Inside Quantum Technology

University of Calgary’s New Nano-Fabrication ‘Foundry’ Will Advance Quantum Network Devices

(UCalgary.edu) The University of Calgary’s Institute for Quantum Science and Technology, which have collaborated with colleagues at the NRC Nanotechnology Research Centre and the University of Alberta for for nine years in federally and provincially funded projects, have together been awarded more than $5.2 million from the Canada Foundation for Innovation.
The project is one of five UCalgary-led projects to be awarded CFI Innovation funding for infrastructure investments. “We are tremendously proud of our scholars’ success in this competition,” says Dr. William Ghali, vice-president (research).
The University of Calgary is recognized internationally as a leader in quantum photonics. The field involves developing micro- and nano-scale (about 100 times smaller than the width of a human hair) circuits for transmitting and manipulating light containing quantum bits of information, or qubits.=
One example of UCalgary’s prominence is that research groups at MIT and Stanford have adopted the physicist Dr. Paul Barclay, PhD, group’s technique for fabricating diamond quantum photonic devices.

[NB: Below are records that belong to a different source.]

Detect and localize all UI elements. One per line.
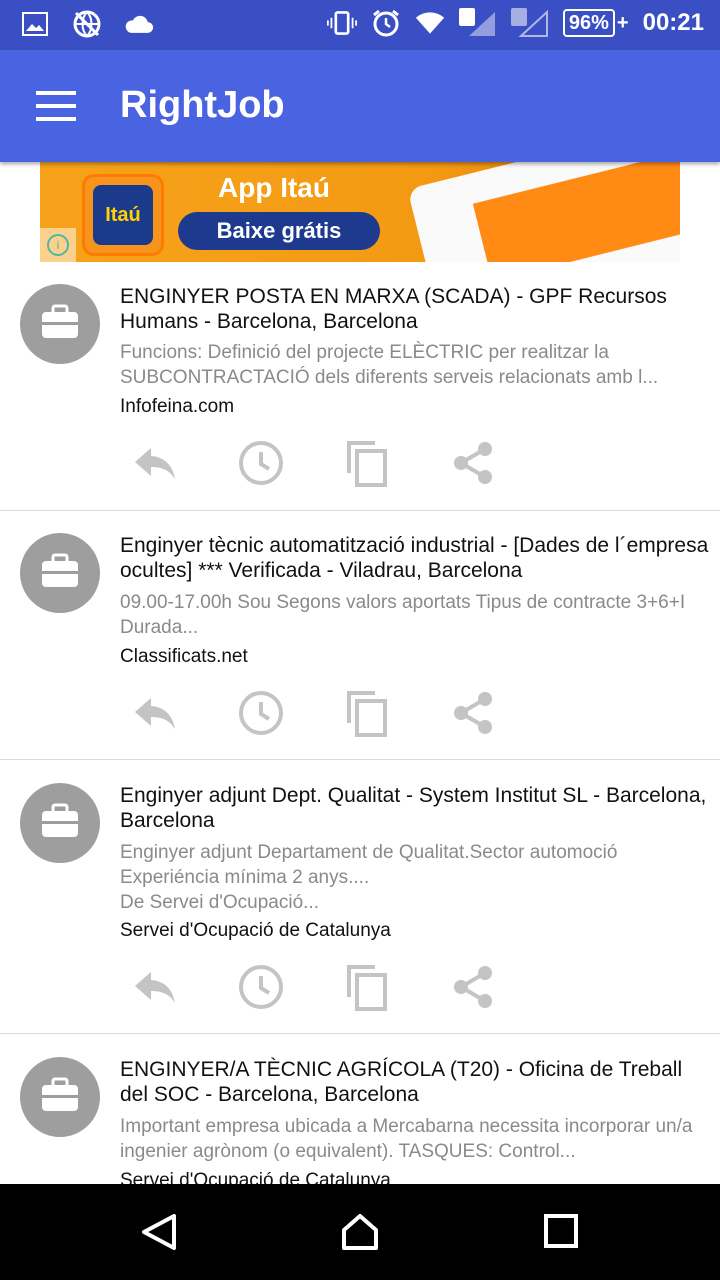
copy-icon[interactable]: [344, 440, 390, 487]
job-source: Servei d'Ocupació de Catalunya: [120, 1170, 391, 1184]
job-title[interactable]: ENGINYER POSTA EN MARXA (SCADA) - GPF Re…: [120, 284, 710, 334]
ad-banner[interactable]: Itaú App Itaú Baixe grátis i: [40, 162, 680, 262]
share-icon[interactable]: [450, 690, 496, 736]
job-card[interactable]: ENGINYER POSTA EN MARXA (SCADA) - GPF Re…: [0, 262, 720, 511]
reply-icon[interactable]: [132, 964, 178, 1010]
status-bar: 96% + 00:21: [0, 0, 720, 50]
signal-sim1-icon: [458, 8, 497, 38]
job-title[interactable]: ENGINYER/A TÈCNIC AGRÍCOLA (T20) - Ofici…: [120, 1057, 710, 1107]
home-icon[interactable]: [340, 1212, 380, 1252]
job-description: Enginyer adjunt Departament de Qualitat.…: [120, 842, 618, 913]
cloud-icon: [124, 9, 154, 39]
back-icon[interactable]: [140, 1212, 180, 1252]
ad-phone-image: [407, 162, 680, 262]
hamburger-menu-icon[interactable]: [36, 91, 76, 121]
system-nav-bar: [0, 1184, 720, 1280]
job-description: Funcions: Definició del projecte ELÈCTRI…: [120, 342, 659, 388]
share-icon[interactable]: [450, 964, 496, 1010]
clock-icon[interactable]: [238, 440, 284, 486]
job-description: Important empresa ubicada a Mercabarna n…: [120, 1116, 693, 1162]
job-card[interactable]: Enginyer adjunt Dept. Qualitat - System …: [0, 761, 720, 1034]
job-card[interactable]: Enginyer tècnic automatització industria…: [0, 511, 720, 760]
signal-sim2-icon: [510, 8, 549, 38]
reply-icon[interactable]: [132, 690, 178, 736]
briefcase-avatar-icon: [20, 284, 100, 364]
clock-icon[interactable]: [238, 964, 284, 1010]
briefcase-avatar-icon: [20, 783, 100, 863]
ad-download-button[interactable]: Baixe grátis: [178, 212, 380, 250]
job-card[interactable]: ENGINYER/A TÈCNIC AGRÍCOLA (T20) - Ofici…: [0, 1035, 720, 1184]
briefcase-avatar-icon: [20, 1057, 100, 1137]
wifi-icon: [415, 8, 445, 38]
share-icon[interactable]: [450, 440, 496, 486]
status-clock: 00:21: [642, 9, 704, 36]
ad-info-icon[interactable]: i: [40, 228, 76, 262]
job-title[interactable]: Enginyer tècnic automatització industria…: [120, 533, 710, 583]
app-title: RightJob: [120, 84, 285, 126]
globe-off-icon: [72, 9, 102, 39]
briefcase-avatar-icon: [20, 533, 100, 613]
vibrate-icon: [326, 8, 357, 38]
charging-icon: +: [616, 11, 629, 34]
battery-indicator: 96%: [562, 9, 615, 37]
ad-logo: Itaú: [82, 174, 164, 256]
clock-icon[interactable]: [238, 690, 284, 736]
app-toolbar: RightJob: [0, 50, 720, 162]
copy-icon[interactable]: [344, 964, 390, 1011]
job-description: 09.00-17.00h Sou Segons valors aportats …: [120, 592, 686, 638]
alarm-icon: [371, 8, 401, 38]
copy-icon[interactable]: [344, 690, 390, 737]
job-source: Infofeina.com: [120, 396, 235, 417]
ad-title: App Itaú: [218, 172, 330, 203]
job-title[interactable]: Enginyer adjunt Dept. Qualitat - System …: [120, 783, 710, 833]
job-source: Classificats.net: [120, 646, 248, 667]
recents-icon[interactable]: [542, 1212, 582, 1252]
reply-icon[interactable]: [132, 440, 178, 486]
image-notification-icon: [20, 9, 50, 39]
job-source: Servei d'Ocupació de Catalunya: [120, 920, 391, 941]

“The research groups we have here are excellent, with global leaders in the field, and the University of Calgary has been a quantum centre for a long time,” Barclay says.
Dr. Daniel Oblak, PhD, assistant professor of physics in the Department of Physics and Astronomy, is a quantum memory expert whose group builds devices for quantum memory, using larger crystals than the diamond micro-chips used by Barclay’s group.